In rich countries like Japan, South Korea, Norway and Iceland, producer support ranged between 40 and 60 per cent of the gross farming receipt in 2019. In the United States it is roughly 12 per cent and in the European Union it is 20 per cent.

The developed world is also innovating fast to guard the vulnerable providers of food against climate change — it is not a concept for fancy seminars; it is a real threat that has already started devastating homes and families and villages in India and hurting output. It will hurt even more in the future.

Here’s where the governments must step in. “That government is the best which governs the least” is a slogan that has gained much currency from the time Atal Bihari Vajpayee was the PM. It hasn’t worked; not for those who are most vulnerable and get the least say when governments yield agency to the private sector.

On the other hand, enabling legislations have yielded positive results, be they to guarantee employment or rights of communities over forests.

Being a welfare state

The focus should not be which farmer did what on Tuesday; it must be on how farmers can be enabled so they can keep doing their job every day. They have a right to it, like all other segments of the population.

The genesis of the three laws date back to Ordinances brought in last summer as part of measures to boost a flagging economy amid a countrywide lockdown to curb the novel coronavirus disease pandemic. Ironically, agriculture was one sector that remained rolling and delivered the goods, including growth.

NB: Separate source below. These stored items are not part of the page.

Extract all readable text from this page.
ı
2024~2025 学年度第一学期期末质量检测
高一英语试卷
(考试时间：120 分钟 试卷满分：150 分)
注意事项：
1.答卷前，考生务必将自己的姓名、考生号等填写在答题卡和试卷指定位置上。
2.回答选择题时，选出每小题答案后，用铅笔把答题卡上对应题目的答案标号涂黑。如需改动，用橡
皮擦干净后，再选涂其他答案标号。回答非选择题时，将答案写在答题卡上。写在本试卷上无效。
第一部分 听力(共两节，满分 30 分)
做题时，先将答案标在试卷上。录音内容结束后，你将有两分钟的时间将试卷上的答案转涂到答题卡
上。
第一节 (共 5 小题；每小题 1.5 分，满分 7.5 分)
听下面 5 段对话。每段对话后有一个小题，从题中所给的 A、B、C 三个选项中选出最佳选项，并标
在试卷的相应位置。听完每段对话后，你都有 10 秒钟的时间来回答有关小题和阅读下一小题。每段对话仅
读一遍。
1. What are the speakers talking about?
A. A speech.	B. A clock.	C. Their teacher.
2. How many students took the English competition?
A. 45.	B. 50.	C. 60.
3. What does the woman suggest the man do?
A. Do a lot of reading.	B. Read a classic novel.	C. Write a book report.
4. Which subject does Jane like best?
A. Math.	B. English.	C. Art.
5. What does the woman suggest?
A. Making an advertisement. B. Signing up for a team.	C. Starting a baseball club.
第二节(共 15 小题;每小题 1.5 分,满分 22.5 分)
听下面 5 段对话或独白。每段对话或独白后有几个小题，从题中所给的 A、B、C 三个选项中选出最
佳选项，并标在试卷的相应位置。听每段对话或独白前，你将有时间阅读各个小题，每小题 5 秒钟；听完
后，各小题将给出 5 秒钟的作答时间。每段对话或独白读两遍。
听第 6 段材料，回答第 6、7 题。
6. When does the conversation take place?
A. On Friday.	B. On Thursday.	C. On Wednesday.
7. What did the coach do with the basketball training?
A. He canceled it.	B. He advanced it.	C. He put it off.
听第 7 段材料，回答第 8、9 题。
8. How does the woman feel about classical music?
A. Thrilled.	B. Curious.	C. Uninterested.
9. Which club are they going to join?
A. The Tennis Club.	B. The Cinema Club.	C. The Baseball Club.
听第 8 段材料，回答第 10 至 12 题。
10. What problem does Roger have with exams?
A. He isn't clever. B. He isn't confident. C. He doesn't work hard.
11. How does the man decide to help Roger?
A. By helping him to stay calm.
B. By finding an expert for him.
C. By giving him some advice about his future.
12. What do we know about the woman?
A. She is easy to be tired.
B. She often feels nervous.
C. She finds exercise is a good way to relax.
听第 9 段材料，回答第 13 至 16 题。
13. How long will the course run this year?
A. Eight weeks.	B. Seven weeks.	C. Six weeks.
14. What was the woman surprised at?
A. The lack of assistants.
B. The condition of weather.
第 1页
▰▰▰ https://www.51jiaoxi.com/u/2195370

Agricultural experts were alarmed when the Ordinances kicked in; soon, farmers hit the streets in protest. Instead of discussing nuances of the proposed laws that can potentially alter the basics of Indian farming, the government steamrolled opposition within and outside Parliament. Even proper voting was skipped in Rajya Sabha.

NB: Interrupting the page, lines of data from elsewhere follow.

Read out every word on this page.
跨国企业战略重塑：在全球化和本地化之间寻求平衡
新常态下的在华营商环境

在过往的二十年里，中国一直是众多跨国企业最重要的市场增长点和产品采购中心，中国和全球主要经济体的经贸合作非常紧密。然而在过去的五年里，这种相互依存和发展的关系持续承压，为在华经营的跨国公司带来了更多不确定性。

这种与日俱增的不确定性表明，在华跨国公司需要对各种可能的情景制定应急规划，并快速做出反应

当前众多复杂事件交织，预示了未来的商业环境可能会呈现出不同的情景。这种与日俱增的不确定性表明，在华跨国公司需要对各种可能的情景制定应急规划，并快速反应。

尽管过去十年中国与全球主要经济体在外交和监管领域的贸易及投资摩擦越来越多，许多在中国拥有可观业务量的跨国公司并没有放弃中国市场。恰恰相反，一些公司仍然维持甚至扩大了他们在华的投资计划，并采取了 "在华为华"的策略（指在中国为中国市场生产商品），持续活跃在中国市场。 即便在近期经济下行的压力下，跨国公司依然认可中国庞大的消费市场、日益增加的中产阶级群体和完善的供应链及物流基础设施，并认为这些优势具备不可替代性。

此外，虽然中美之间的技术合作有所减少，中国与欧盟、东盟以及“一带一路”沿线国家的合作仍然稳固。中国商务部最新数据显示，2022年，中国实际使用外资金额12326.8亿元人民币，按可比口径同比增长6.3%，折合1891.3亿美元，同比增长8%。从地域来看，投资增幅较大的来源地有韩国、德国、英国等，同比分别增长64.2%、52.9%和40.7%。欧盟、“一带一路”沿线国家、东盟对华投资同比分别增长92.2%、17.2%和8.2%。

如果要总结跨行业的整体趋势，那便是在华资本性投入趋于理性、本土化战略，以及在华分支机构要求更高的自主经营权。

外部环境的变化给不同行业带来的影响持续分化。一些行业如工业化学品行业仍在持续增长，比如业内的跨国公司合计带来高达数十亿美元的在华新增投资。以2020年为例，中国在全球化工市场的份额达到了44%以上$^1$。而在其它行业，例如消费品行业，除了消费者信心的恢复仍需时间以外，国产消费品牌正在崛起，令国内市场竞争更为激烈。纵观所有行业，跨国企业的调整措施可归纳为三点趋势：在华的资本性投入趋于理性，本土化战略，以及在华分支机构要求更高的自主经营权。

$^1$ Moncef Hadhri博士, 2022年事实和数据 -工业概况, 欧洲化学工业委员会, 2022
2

The government overlooked demonstrations across the country — even told the Supreme Court that there were no protests in south India — and labelled critical voices “liars”. When protestors reached the national Capital, they were called for talks that eventually yielded no result: Agriculture minister Narendra Tomar made it clear that the laws can be put on “hold” for a while, but eventually they are not going anywhere.

This won’t do. Rather, the establishment needs to take a step back and get back to the drawing boards. The upcoming Budget session provides a huge opportunity to heal the wounds, take people, farm representatives as well as the Legislature into confidence.

What is required a comprehensive suite of enforceable rights, planned support and budgetary programmes to enable farmers to collectively move ahead. Not a one-way corridor that threatens to scuttle the little framework of support that Indian farmers have through the system of mandis, support price and laws to govern essential commodities.